La agitación antiinmigrante ha vuelto a cobrar fuerza en Estados Unidos. Impulsada por los sectores más radicalizados de la far right, esta retórica ha encontrado en el discurso de la legalidad un pretexto para promover una preocupante forma de exclusión social: la detención y expulsión sistemática de personas cuyo estatus migratorio no se ajusta a los requisitos administrativos vigentes.
En los hechos, se está normalizando la persecución basada en rasgos como el color de piel, el idioma o el origen nacional, deteriorando los principios fundamentales del estado de derecho.
La criminalización del migrante, y en particular del mexicano, se ha exacerbado con la proliferación de discursos de odio en redes sociales, medios partidistas y plataformas políticas que presentan al extranjero como una amenaza.
Esta estrategia no es nueva, pero su intensidad actual es alarmante. En ciudades como Los Ángeles, uno de los principales núcleos de la diáspora mexicana, las redadas migratorias han generado un ambiente de temor generalizado: comercios vacíos, calles silenciosas y familias que viven en vilo ante el riesgo de una separación forzada.
Estos hechos se inscriben en una larga y dolorosa historia. La deportación de mineros en Bisbee (1917), las repatriaciones masivas durante la Gran Depresión, los disturbios contra los zoot suiters en 1943 o los avisos de clubes que prohibían explícitamente la presencia de mexicanos ilustran cómo, en distintos momentos, el prejuicio ha sido política pública.
La constante es clara: en tiempos de crisis, ciertos sectores recurren al mexicano como chivo expiatorio.
Lo que distingue a la coyuntura actual es la velocidad con que estos discursos se diseminan y se institucionalizan. Pero también destaca otro fenómeno: la aparición de una respuesta social decidida y transversal que rechaza la xenofobia y se moviliza para proteger la dignidad humana.
Iglesias que ofrecen refugio, redes comunitarias que alertan sobre operativos, organizaciones jurídicas que defienden gratuitamente a los detenidos, y actores políticos y empresariales que alzan la voz contra la criminalización.
Un ejemplo emblemático es el de los Dodgers de Los Ángeles, quienes anunciaron recientemente un donativo de un millón de dólares para apoyar a familias afectadas por las redadas, al tiempo que negaron al ICE el uso de sus instalaciones como base operativa.

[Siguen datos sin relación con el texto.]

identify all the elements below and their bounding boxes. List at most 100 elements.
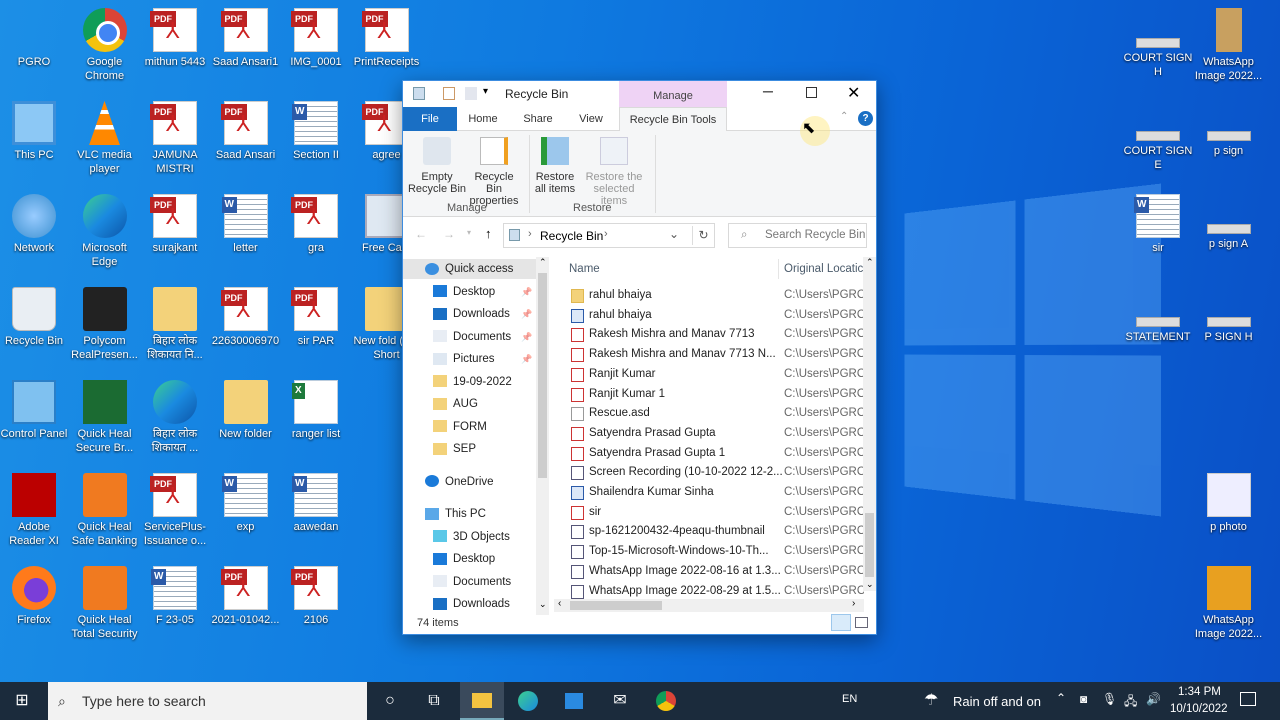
recycle-bin-properties-button[interactable]: Recycle Bin properties [467,137,521,207]
file-row[interactable]: sp-1621200432-4peaqu-thumbnail C:\Users\P… [554,522,864,541]
details-view-button[interactable] [831,614,851,631]
desktop-icon[interactable]: letter [211,194,281,255]
address-bar[interactable]: › Recycle Bin › ⌄ ↻ [503,223,715,248]
scroll-up-icon[interactable]: ⌃ [539,257,547,268]
breadcrumb-recycle-bin[interactable]: Recycle Bin [540,229,603,243]
webcam-icon[interactable]: ◙ [1080,692,1087,706]
file-row[interactable]: rahul bhaiya C:\Users\PGRO\ [554,286,864,305]
nav-item-sep[interactable]: SEP [433,439,476,459]
file-row[interactable]: WhatsApp Image 2022-08-29 at 1.5... C:\Us… [554,582,864,601]
minimize-button[interactable]: ─ [758,83,778,99]
clock-time[interactable]: 1:34 PM [1178,686,1221,698]
desktop-icon[interactable]: F 23-05 [140,566,210,627]
desktop-icon[interactable]: p photo [1194,473,1264,534]
scroll-right-icon[interactable]: › [852,598,855,609]
column-header-original-location[interactable]: Original Locatic [784,263,864,275]
desktop-icon[interactable]: WhatsApp Image 2022... [1194,566,1264,641]
nav-item-documents[interactable]: Documents 📌 [433,327,532,347]
nav-item-quick-access[interactable]: Quick access [403,259,536,279]
show-hidden-icons-icon[interactable]: ⌃ [1056,691,1066,705]
desktop-icon[interactable]: WhatsApp Image 2022... [1194,8,1264,83]
scroll-down-icon[interactable]: ⌄ [539,599,547,610]
desktop-icon[interactable]: Polycom RealPresen... [70,287,140,362]
nav-item-desktop[interactable]: Desktop [433,549,495,569]
file-row[interactable]: Rakesh Mishra and Manav 7713 C:\Users\PGR… [554,325,864,344]
desktop-icon[interactable]: Quick Heal Safe Banking [70,473,140,548]
tab-recycle-bin-tools[interactable]: Recycle Bin Tools [619,107,727,131]
desktop-icon[interactable]: p sign A [1194,194,1264,251]
tab-share[interactable]: Share [518,107,558,131]
desktop-icon[interactable]: aawedan [281,473,351,534]
help-icon[interactable]: ? [858,111,873,126]
desktop-icon[interactable]: Section II [281,101,351,162]
task-view-button[interactable]: ⧉ [412,682,456,720]
mail-taskbar-icon[interactable]: ✉ [598,682,642,720]
column-header-name[interactable]: Name [569,263,600,275]
nav-item-this-pc[interactable]: This PC [425,504,486,524]
desktop-icon[interactable]: IMG_0001 [281,8,351,69]
column-divider[interactable] [778,259,779,279]
nav-item-onedrive[interactable]: OneDrive [425,472,494,492]
desktop-icon[interactable]: PrintReceipts [352,8,422,69]
nav-item-3d-objects[interactable]: 3D Objects [433,527,510,547]
large-icons-view-button[interactable] [855,617,868,628]
desktop-icon[interactable]: ServicePlus-Issuance o... [140,473,210,548]
desktop-icon[interactable]: mithun 5443 [140,8,210,69]
microphone-icon[interactable]: 🎙 [1102,692,1117,706]
tab-home[interactable]: Home [463,107,503,131]
desktop-icon[interactable]: sir [1123,194,1193,255]
scroll-up-icon[interactable]: ⌃ [866,257,874,268]
nav-item-pictures[interactable]: Pictures 📌 [433,349,532,369]
file-row[interactable]: Ranjit Kumar 1 C:\Users\PGRO\ [554,385,864,404]
desktop-icon[interactable]: COURT SIGN H [1123,8,1193,79]
file-row[interactable]: WhatsApp Image 2022-08-16 at 1.3... C:\Us… [554,562,864,581]
maximize-button[interactable] [806,87,817,98]
nav-item-19-09-2022[interactable]: 19-09-2022 [433,372,512,392]
nav-item-downloads[interactable]: Downloads [433,594,510,614]
file-row[interactable]: Ranjit Kumar C:\Users\PGRO\ [554,365,864,384]
file-row[interactable]: Satyendra Prasad Gupta C:\Users\PGRO\ [554,424,864,443]
list-scrollbar-thumb[interactable] [865,513,874,577]
desktop-icon[interactable]: STATEMENT [1123,287,1193,344]
weather-text[interactable]: Rain off and on [953,694,1041,709]
file-explorer-taskbar-icon[interactable] [460,682,504,720]
desktop-icon[interactable]: This PC [0,101,69,162]
address-dropdown-icon[interactable]: ⌄ [669,227,679,241]
store-taskbar-icon[interactable] [552,682,596,720]
desktop-icon[interactable]: Network [0,194,69,255]
search-input[interactable]: ⌕ Search Recycle Bin [728,223,867,248]
up-button[interactable]: ↑ [485,226,492,241]
desktop-icon[interactable]: Recycle Bin [0,287,69,348]
nav-scrollbar[interactable]: ⌃ ⌄ [536,257,549,615]
list-vertical-scrollbar[interactable]: ⌃ ⌄ [863,257,876,591]
weather-icon[interactable]: ☂ [924,690,938,710]
refresh-button[interactable]: ↻ [692,226,714,245]
file-row[interactable]: Screen Recording (10-10-2022 12-2... C:\U… [554,463,864,482]
desktop-icon[interactable]: Adobe Reader XI [0,473,69,548]
close-button[interactable]: ✕ [847,83,860,103]
desktop-icon[interactable]: PGRO [0,8,69,69]
tab-file[interactable]: File [403,107,457,131]
list-horizontal-scrollbar[interactable]: ‹ › [554,598,864,612]
desktop-icon[interactable]: VLC media player [70,101,140,176]
desktop-icon[interactable]: बिहार लोक शिकायत नि... [140,287,210,362]
file-row[interactable]: Satyendra Prasad Gupta 1 C:\Users\PGRO\ [554,444,864,463]
pin-icon[interactable]: 📌 [521,327,532,347]
desktop-icon[interactable]: Quick Heal Secure Br... [70,380,140,455]
nav-item-downloads[interactable]: Downloads 📌 [433,304,532,324]
desktop-icon[interactable]: JAMUNA MISTRI [140,101,210,176]
volume-icon[interactable]: 🔊 [1146,692,1161,706]
desktop-icon[interactable]: COURT SIGN E [1123,101,1193,172]
breadcrumb-separator-icon[interactable]: › [604,228,608,240]
desktop-icon[interactable]: Quick Heal Total Security [70,566,140,641]
nav-scrollbar-thumb[interactable] [538,273,547,478]
desktop-icon[interactable]: Saad Ansari1 [211,8,281,69]
collapse-ribbon-icon[interactable]: ⌃ [840,111,848,122]
scroll-left-icon[interactable]: ‹ [558,598,561,609]
file-row[interactable]: Rakesh Mishra and Manav 7713 N... C:\User… [554,345,864,364]
pin-icon[interactable]: 📌 [521,282,532,302]
restore-all-items-button[interactable]: Restore all items [533,137,577,195]
desktop-icon[interactable]: बिहार लोक शिकायत ... [140,380,210,455]
file-row[interactable]: Shailendra Kumar Sinha C:\Users\PGRO\ [554,483,864,502]
desktop-icon[interactable]: 22630006970 [211,287,281,348]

Se trata de un gesto que trasciende lo simbólico: en la capital cultural del beisbol latino, una institución de gran arraigo decidió tomar postura y colocarse del lado de la justicia.
Los datos son contundentes. Más de 37 millones de personas de origen mexicano residen en Estados Unidos, desempeñando un papel esencial en sectores como la construcción, la agricultura, los servicios, el transporte y la industria del entretenimiento.
Su trabajo sostiene la economía de estados como California, Texas, Illinois y Nueva York. Estigmatizarlos y perseguirlos no solo es éticamente inaceptable; es también una decisión que compromete la estabilidad económica y social de vastas regiones del país.
La migración no puede seguir tratándose como una amenaza que se enfrenta con redadas, detenciones arbitrarias o discursos punitivos.
Requiere acuerdos bilaterales responsables, programas de movilidad laboral regulada, rutas claras de regularización y una cooperación fronteriza anclada en el respeto a los derechos humanos.
El principio rector de toda política migratoria debe ser la dignidad de las personas, no el temor electoral ni el oportunismo ideológico.
Hoy, las comunidades mexicanas en Estados Unidos enfrentan una doble tarea: proteger a sus familias del acoso institucional y enfrentar, con entereza, el resurgimiento del odio.
Pero no están solas. Cada acción solidaria —desde una iglesia que se convierte en refugio, hasta una franquicia deportiva que asume responsabilidades éticas— demuestra que el futuro de América no se construye con muros, sino con puentes.
Y esos puentes ya se están levantando. Con trabajo, con cultura, con organización y con la convicción compartida de que un país más justo y más humano es no solo deseable, sino posible y urgente.